Crohn’s: The Symptoms
Because this disease is chronic, meaning it affects you for a long time, symptoms can come and go. They might strike without warning. You’ll notice:
- Frequent bouts of diarrhea that over-the-counter drugs don’t help
- Blood in your stool
- Feeling like you need to go but can’t
- Intense cramps or stomach pain with nausea and vomiting
- Ongoing fever or weight loss you can’t explain
Crohn’s: Other Affects On The Body
Symptoms might also appear outside your intestines, such as:
- Painful mouth ulcers like canker sores
- Swelling in your eyes or under your skin
- Arthritis-like stiffness in your joints or spine
- Fissures — small tears — in the anus
Crohn’s: Susceptible Populations
Crohn’s tends to run in families. It’s most common in people of Eastern European Jewish descent. Some people are diagnosed early, between the ages of 15-35. But the disease can hit someone of any age or ethnic background, and it affects both men and women.
Other than family history, no other factors have been identified. Some possiblities considered by physicians:
- Living in an urban or industrial area
- Medications like nonsteroidal anti-inflammatory drugs (NSAIDs)
Currently, there is no one test for Crohn’s. One test that is used is the colonoscopy. This uses a thin, lighted tube to look inside your colon. Other ways include a CT scan or an MRI, which let the doctor view your whole digestive tract. Alternatively, there is the capsule endoscopy. The patient swallows a capsule with a tiny camera in it for this test.
Physicians prescribe a mix of meds and lifestyle changes. This can help heal intestines and ease symptoms. Surgery may be necessary at some point. It won’t cure the disease, but it can get rid of the diseased parts of your digestive tract while saving the healthy parts.

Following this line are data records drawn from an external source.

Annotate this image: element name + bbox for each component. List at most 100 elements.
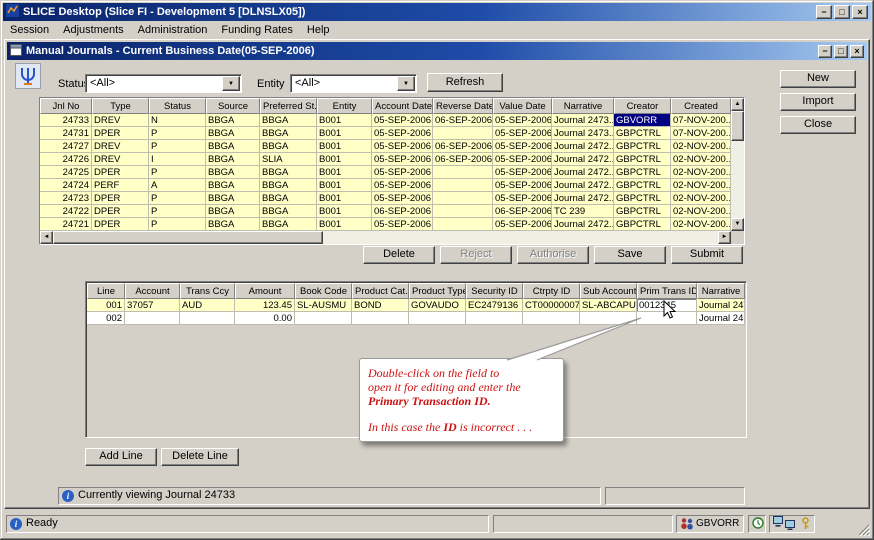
cell[interactable]: PERF — [92, 179, 149, 192]
cell[interactable]: 05-SEP-2006 — [372, 179, 433, 192]
column-header[interactable]: Trans Ccy — [180, 283, 235, 299]
cell[interactable] — [433, 218, 493, 231]
cell[interactable]: 05-SEP-2006 — [493, 153, 552, 166]
cell[interactable]: BBGA — [206, 179, 260, 192]
cell[interactable]: BBGA — [206, 218, 260, 231]
column-header[interactable]: Jnl No — [40, 98, 92, 114]
cell[interactable]: 06-SEP-2006 — [433, 140, 493, 153]
scroll-down-icon[interactable]: ▼ — [731, 218, 744, 231]
cell[interactable]: I — [149, 153, 206, 166]
cell[interactable]: BBGA — [260, 114, 317, 127]
scrollbar-thumb[interactable] — [53, 231, 323, 244]
table-row[interactable]: 24724PERFABBGABBGAB00105-SEP-200605-SEP-… — [40, 179, 731, 192]
table-row[interactable]: 24731DPERPBBGABBGAB00105-SEP-200605-SEP-… — [40, 127, 731, 140]
column-header[interactable]: Product Type — [409, 283, 466, 299]
reject-button[interactable]: Reject — [440, 246, 512, 264]
cell[interactable]: 07-NOV-200... — [671, 114, 731, 127]
cell[interactable]: EC2479136 — [466, 299, 523, 312]
cell[interactable]: 24723 — [40, 192, 92, 205]
cell[interactable]: DPER — [92, 192, 149, 205]
cell[interactable] — [433, 127, 493, 140]
cell[interactable]: 05-SEP-2006 — [372, 166, 433, 179]
table-row[interactable]: 0020.00Journal 2473... — [87, 312, 745, 325]
cell[interactable] — [295, 312, 352, 325]
column-header[interactable]: Sub Account — [580, 283, 637, 299]
delete-button[interactable]: Delete — [363, 246, 435, 264]
cell[interactable]: BBGA — [260, 192, 317, 205]
resize-grip[interactable] — [857, 523, 870, 536]
cell[interactable]: Journal 2472... — [552, 218, 614, 231]
cell[interactable]: TC 239 — [552, 205, 614, 218]
cell[interactable]: 02-NOV-200... — [671, 218, 731, 231]
cell[interactable]: BBGA — [260, 127, 317, 140]
column-header[interactable]: Account Date — [372, 98, 433, 114]
cell[interactable]: GBPCTRL — [614, 153, 671, 166]
cell[interactable]: Journal 2472... — [552, 192, 614, 205]
cell[interactable]: GBPCTRL — [614, 166, 671, 179]
scroll-up-icon[interactable]: ▲ — [731, 98, 744, 111]
cell[interactable]: AUD — [180, 299, 235, 312]
cell[interactable]: 37057 — [125, 299, 180, 312]
cell[interactable]: GBVORR — [614, 114, 671, 127]
table-row[interactable]: 24723DPERPBBGABBGAB00105-SEP-200605-SEP-… — [40, 192, 731, 205]
cell[interactable]: P — [149, 140, 206, 153]
column-header[interactable]: Status — [149, 98, 206, 114]
cell[interactable]: BBGA — [260, 140, 317, 153]
cell[interactable] — [523, 312, 580, 325]
column-header[interactable]: Narrative — [552, 98, 614, 114]
cell[interactable]: BBGA — [260, 179, 317, 192]
close-journals-button[interactable]: Close — [780, 116, 856, 134]
cell[interactable]: 05-SEP-2006 — [493, 140, 552, 153]
table-row[interactable]: 24721DPERPBBGABBGAB00105-SEP-200605-SEP-… — [40, 218, 731, 231]
table-row[interactable]: 24733DREVNBBGABBGAB00105-SEP-200606-SEP-… — [40, 114, 731, 127]
column-header[interactable]: Book Code — [295, 283, 352, 299]
cell[interactable]: 05-SEP-2006 — [372, 218, 433, 231]
cell[interactable]: P — [149, 205, 206, 218]
cell[interactable]: BBGA — [206, 114, 260, 127]
menu-funding-rates[interactable]: Funding Rates — [214, 22, 300, 38]
cell[interactable]: GBPCTRL — [614, 127, 671, 140]
cell[interactable]: 24722 — [40, 205, 92, 218]
cell[interactable]: DPER — [92, 166, 149, 179]
close-button[interactable]: × — [852, 5, 868, 19]
submit-button[interactable]: Submit — [671, 246, 743, 264]
cell[interactable]: DREV — [92, 114, 149, 127]
cell[interactable]: BBGA — [260, 205, 317, 218]
cell[interactable]: 07-NOV-200... — [671, 127, 731, 140]
cell[interactable]: SLIA — [260, 153, 317, 166]
cell[interactable] — [180, 312, 235, 325]
cell[interactable]: 05-SEP-2006 — [372, 192, 433, 205]
cell[interactable] — [466, 312, 523, 325]
cell[interactable]: Journal 2473... — [697, 312, 745, 325]
cell[interactable]: GBPCTRL — [614, 192, 671, 205]
column-header[interactable]: Entity — [317, 98, 372, 114]
cell[interactable]: CT00000007... — [523, 299, 580, 312]
cell[interactable]: BOND — [352, 299, 409, 312]
column-header[interactable]: Amount — [235, 283, 295, 299]
maximize-button[interactable]: □ — [834, 5, 850, 19]
column-header[interactable]: Creator — [614, 98, 671, 114]
scroll-right-icon[interactable]: ► — [718, 231, 731, 244]
cell[interactable]: GOVAUDO — [409, 299, 466, 312]
cell[interactable]: 06-SEP-2006 — [433, 153, 493, 166]
table-row[interactable]: 24725DPERPBBGABBGAB00105-SEP-200605-SEP-… — [40, 166, 731, 179]
cell[interactable]: 05-SEP-2006 — [493, 166, 552, 179]
cell[interactable]: 001 — [87, 299, 125, 312]
add-line-button[interactable]: Add Line — [85, 448, 157, 466]
authorise-button[interactable]: Authorise — [517, 246, 589, 264]
cell[interactable]: DPER — [92, 218, 149, 231]
column-header[interactable]: Created — [671, 98, 731, 114]
menu-help[interactable]: Help — [300, 22, 337, 38]
cell[interactable]: B001 — [317, 153, 372, 166]
cell[interactable]: 05-SEP-2006 — [493, 114, 552, 127]
cell[interactable]: P — [149, 192, 206, 205]
cell[interactable]: 05-SEP-2006 — [493, 179, 552, 192]
cell[interactable]: 05-SEP-2006 — [493, 192, 552, 205]
cell[interactable]: Journal 2472... — [552, 153, 614, 166]
cell[interactable]: B001 — [317, 205, 372, 218]
cell[interactable]: 02-NOV-200... — [671, 140, 731, 153]
cell[interactable] — [637, 312, 697, 325]
column-header[interactable]: Product Cat... — [352, 283, 409, 299]
refresh-button[interactable]: Refresh — [427, 73, 503, 92]
column-header[interactable]: Security ID — [466, 283, 523, 299]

Crohn’s: Connection to Cancer
Crohn’s in the large intestine has been linked to colon cancer. In addition to radiation and chemotherapy, other suggested treatments are:
- Mind-body practices like meditation, yoga, tai chi, and hypnosis
- Chiropractic treatment
- Massage or reflexology
- Energy medicine such as Reiki — a healing technique using touch — or qi gong
- Supplements, vitamins, and probiotics
Certain foods are to be avoided to lessen symptoms. For example:
- Skip carbonated drinks.
- Limit some high-fiber foods.
- Drink more liquids.
- Eat frequent, small meals.
- Keep track of what you eat so you can target problem foods.